You won’t see a single lightsaber in these first three episodes, or hear The Force mentioned at all. Not that the Jedi and Sith of Star Wars aren’t entertaining, but in Andor it’s the more fallible and human characters who are in the spotlight. Actually, if there’s any failing to the series so far at all, it’s that sometimes it’s so utterly familiar that when the occasional droid or alien showed up, I was almost a little surprised; as if I just shook myself awake and thought, “oh right, this is Star Wars.”

The choice of using the corporate soldiers as antagonists in these first episodes, rather than the more recognizable Star Wars stormtroopers, is a perfect one indicative of the less epic and more relatable feel of Andor. Rather than just rows of gleaming, white sameness, we see everything going on in the minds of the bad guys bogged down on Ferrix. We see their tension, their guilt, their fear, and their utter confusion in the face of resistance.

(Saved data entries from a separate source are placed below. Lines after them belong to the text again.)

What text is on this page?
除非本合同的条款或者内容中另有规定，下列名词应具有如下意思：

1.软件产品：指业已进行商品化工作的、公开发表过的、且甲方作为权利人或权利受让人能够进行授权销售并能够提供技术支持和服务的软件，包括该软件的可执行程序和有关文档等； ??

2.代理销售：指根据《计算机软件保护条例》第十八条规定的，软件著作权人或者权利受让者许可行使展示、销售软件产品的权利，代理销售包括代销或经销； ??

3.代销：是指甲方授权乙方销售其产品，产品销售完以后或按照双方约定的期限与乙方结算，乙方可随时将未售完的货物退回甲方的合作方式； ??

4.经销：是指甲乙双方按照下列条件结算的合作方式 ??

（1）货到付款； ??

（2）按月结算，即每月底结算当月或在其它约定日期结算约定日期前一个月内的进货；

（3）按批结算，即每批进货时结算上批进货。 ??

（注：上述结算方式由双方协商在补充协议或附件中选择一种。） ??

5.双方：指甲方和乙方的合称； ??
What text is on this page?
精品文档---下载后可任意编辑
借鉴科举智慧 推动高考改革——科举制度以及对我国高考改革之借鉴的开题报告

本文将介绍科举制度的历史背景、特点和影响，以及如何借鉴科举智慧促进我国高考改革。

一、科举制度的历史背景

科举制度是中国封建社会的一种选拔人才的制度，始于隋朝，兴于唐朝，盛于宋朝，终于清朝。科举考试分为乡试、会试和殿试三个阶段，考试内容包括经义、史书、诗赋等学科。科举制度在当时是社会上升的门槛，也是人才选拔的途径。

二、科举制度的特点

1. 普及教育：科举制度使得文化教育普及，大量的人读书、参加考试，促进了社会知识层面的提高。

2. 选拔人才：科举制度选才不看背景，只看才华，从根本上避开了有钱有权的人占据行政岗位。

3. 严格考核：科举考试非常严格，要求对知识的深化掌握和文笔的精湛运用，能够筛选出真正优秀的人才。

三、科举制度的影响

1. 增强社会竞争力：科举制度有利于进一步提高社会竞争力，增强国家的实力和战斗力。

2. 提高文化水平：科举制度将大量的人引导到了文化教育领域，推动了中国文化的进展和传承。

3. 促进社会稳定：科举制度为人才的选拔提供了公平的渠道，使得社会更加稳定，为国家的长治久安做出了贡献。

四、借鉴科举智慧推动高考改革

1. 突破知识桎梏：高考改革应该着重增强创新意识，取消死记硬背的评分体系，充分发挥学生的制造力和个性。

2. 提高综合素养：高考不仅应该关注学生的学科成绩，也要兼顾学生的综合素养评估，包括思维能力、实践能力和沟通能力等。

After watching all three episodes, it’s not difficult to imagine why this Star Wars series was renewed for a second season months ago, without a single episode of Andor having streamed. Unless Diego Luna disappears for the next few weeks and Pedro Pascal inexplicably shows up to take over the series with a motorized baby carriage and a “Darksaber For Dummies” manual, I’m confident the rest of Andor‘s first season will rock like Tattooine’s hottest Jizz band.